University of Houston introduces robotics training programming for energy industry
Over the past 14 months, UH Energy at the University of Houston has developed a unique robotics training program for the energy industry.
UH Subsea Systems Institute and SPRINT Robotics teamed up to make the robotics-focused curriculum “Robotics in Energy,” which debuted in May. The two-day course offered hands-on training experience with innovative robotics technologies and attracted professionals from the oil and gas industry like participants from Chevron, and renewable energy sectors made up the 40 companies that were involved. The first day focused on topics like impact on business, safety and reliability, and risk analysis all within the spectrum of the energy industry. The second day of the course included a site tour at Sonardyne with instructor-led demonstrations of robotics technologies.
Wenyu Zuo, SSI coordinator of the robotics curriculum tells the University that he believes this will “address a critical workforce challenge.”
“The robotics program will help workforce development to give them robotic knowledge to help them to use robots to improve the quality, and in the future, the demand for remote operations- this is very important for current energy companies,” Zuo says.
The unique programming will prepare and upskill a workforce where robotics have a seat at the table. Photo via uh.edu
The Robotics in Energy class is the first of four modules in the robotics curriculum. The next courses are Robotics Foundation, Automation and Autonomy, and AI & the Vision for Integration, and are expected to be offered sometime later in 2023. Robotics Foundation will be a fundamentals of robotics course, Automation and Autonomy will aim to go in-depth on automation and robotics, and AI & the Vision for Integration,will look to “enhance integrity within energy operations” according to the official course descriptions.
While renewable energies and other energy innovations are being more accepted into the discourse among the industry, the UH Subsea Systems Institute saw an opening to integrate robotics as a new innovation for companies to consider.

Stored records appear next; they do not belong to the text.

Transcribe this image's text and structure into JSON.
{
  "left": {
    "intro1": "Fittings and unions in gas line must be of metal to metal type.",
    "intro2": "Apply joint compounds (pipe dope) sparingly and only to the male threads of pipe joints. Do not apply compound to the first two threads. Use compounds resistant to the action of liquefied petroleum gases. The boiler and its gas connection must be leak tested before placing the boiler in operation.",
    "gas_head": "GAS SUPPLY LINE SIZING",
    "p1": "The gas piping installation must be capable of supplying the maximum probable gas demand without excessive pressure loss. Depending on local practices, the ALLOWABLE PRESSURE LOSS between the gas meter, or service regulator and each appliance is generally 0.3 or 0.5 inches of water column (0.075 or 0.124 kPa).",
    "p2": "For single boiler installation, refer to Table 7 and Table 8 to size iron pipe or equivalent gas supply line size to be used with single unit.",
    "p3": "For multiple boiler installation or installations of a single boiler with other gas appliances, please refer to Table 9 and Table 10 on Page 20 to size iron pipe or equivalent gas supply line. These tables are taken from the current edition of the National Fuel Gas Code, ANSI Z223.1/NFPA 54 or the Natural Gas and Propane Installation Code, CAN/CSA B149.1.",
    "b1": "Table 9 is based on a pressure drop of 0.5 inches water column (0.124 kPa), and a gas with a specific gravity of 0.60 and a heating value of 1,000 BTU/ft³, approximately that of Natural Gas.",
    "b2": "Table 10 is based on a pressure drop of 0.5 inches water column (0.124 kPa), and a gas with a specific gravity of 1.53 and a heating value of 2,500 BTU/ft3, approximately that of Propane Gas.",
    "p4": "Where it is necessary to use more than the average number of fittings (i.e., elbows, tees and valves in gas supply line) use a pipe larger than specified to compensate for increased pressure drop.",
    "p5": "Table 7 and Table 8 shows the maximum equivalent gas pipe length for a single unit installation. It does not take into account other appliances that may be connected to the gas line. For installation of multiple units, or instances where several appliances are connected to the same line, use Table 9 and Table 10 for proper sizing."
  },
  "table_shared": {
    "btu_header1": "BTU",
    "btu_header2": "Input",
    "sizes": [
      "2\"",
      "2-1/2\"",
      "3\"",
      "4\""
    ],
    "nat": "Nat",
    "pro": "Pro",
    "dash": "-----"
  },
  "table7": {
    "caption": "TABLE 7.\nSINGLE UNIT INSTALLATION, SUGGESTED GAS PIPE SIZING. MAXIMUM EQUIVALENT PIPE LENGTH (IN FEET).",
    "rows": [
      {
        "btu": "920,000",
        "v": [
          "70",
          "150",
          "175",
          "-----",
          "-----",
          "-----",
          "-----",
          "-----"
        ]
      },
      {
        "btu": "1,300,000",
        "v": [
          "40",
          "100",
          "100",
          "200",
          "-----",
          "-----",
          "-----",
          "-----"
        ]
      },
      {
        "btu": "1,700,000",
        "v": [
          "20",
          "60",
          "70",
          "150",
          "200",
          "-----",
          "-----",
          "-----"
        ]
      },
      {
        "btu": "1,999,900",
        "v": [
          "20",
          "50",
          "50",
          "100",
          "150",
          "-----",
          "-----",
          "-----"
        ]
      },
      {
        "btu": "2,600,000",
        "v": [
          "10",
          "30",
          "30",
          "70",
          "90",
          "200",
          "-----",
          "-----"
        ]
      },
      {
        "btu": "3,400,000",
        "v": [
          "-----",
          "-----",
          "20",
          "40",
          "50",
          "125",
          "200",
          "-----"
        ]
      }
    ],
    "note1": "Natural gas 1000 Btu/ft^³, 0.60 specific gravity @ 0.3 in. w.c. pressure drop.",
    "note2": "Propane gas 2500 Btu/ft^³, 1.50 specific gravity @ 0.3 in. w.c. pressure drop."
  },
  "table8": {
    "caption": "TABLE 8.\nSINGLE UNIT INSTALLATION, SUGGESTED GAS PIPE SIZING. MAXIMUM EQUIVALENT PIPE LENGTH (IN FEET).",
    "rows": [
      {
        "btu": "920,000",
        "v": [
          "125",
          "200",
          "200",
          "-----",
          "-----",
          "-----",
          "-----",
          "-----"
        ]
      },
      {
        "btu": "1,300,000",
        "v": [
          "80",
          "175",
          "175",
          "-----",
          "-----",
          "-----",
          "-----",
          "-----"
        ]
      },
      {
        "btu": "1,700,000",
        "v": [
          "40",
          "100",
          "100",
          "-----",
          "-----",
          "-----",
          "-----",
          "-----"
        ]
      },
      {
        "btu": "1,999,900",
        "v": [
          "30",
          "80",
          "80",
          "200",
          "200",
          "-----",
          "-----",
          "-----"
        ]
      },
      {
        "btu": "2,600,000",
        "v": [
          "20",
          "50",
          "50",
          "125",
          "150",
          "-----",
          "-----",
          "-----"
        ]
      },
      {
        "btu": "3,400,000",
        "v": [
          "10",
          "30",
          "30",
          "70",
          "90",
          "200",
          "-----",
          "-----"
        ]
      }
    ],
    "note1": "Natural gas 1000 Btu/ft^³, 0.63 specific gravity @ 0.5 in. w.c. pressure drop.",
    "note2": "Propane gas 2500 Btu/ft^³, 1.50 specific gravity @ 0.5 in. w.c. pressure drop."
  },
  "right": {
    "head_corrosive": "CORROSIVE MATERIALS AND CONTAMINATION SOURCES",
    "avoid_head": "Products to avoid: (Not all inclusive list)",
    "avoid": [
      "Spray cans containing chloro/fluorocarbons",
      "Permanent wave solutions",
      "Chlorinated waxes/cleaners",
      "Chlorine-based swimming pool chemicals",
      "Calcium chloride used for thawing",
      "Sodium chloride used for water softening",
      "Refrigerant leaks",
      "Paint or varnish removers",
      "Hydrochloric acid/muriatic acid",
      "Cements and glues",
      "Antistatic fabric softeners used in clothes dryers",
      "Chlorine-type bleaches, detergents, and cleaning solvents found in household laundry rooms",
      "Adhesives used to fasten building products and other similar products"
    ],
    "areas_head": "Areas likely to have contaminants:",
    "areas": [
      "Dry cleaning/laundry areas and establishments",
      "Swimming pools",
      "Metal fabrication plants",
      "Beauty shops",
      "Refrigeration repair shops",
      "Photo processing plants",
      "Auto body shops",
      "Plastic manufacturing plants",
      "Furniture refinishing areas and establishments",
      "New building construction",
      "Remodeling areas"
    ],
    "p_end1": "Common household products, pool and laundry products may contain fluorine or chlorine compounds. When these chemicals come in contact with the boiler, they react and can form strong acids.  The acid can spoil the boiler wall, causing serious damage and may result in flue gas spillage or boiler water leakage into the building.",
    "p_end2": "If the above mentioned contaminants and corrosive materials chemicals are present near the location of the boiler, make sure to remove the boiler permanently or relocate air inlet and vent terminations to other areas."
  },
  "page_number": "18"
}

“We are upscaling…we see the energy industry from an innovation perspective as very invested in certain things, but not very invested in this automation and robotics space, so it is quite needy “ says John Allen, adviser to the program who previously has experience as an executive at General Electric and Automation Machinery Manufacturing along with various other energy organizations.
When labor-intensive work conditions offshore provide some risk to the humans doing the job, robotics may work in the environment to get people out of “harm's way” and “automate” the work according to Allen.
For now, the workforce is the audience that they are targeting to help companies catch up with the technology, which the course hopes to evolve with.
“In the future, as the technology is developing , and robotics is rapidly developing technology, we want to keep it (the program) evolving year-by-year,” Zuo says on how Robotics in Energy may look going forward.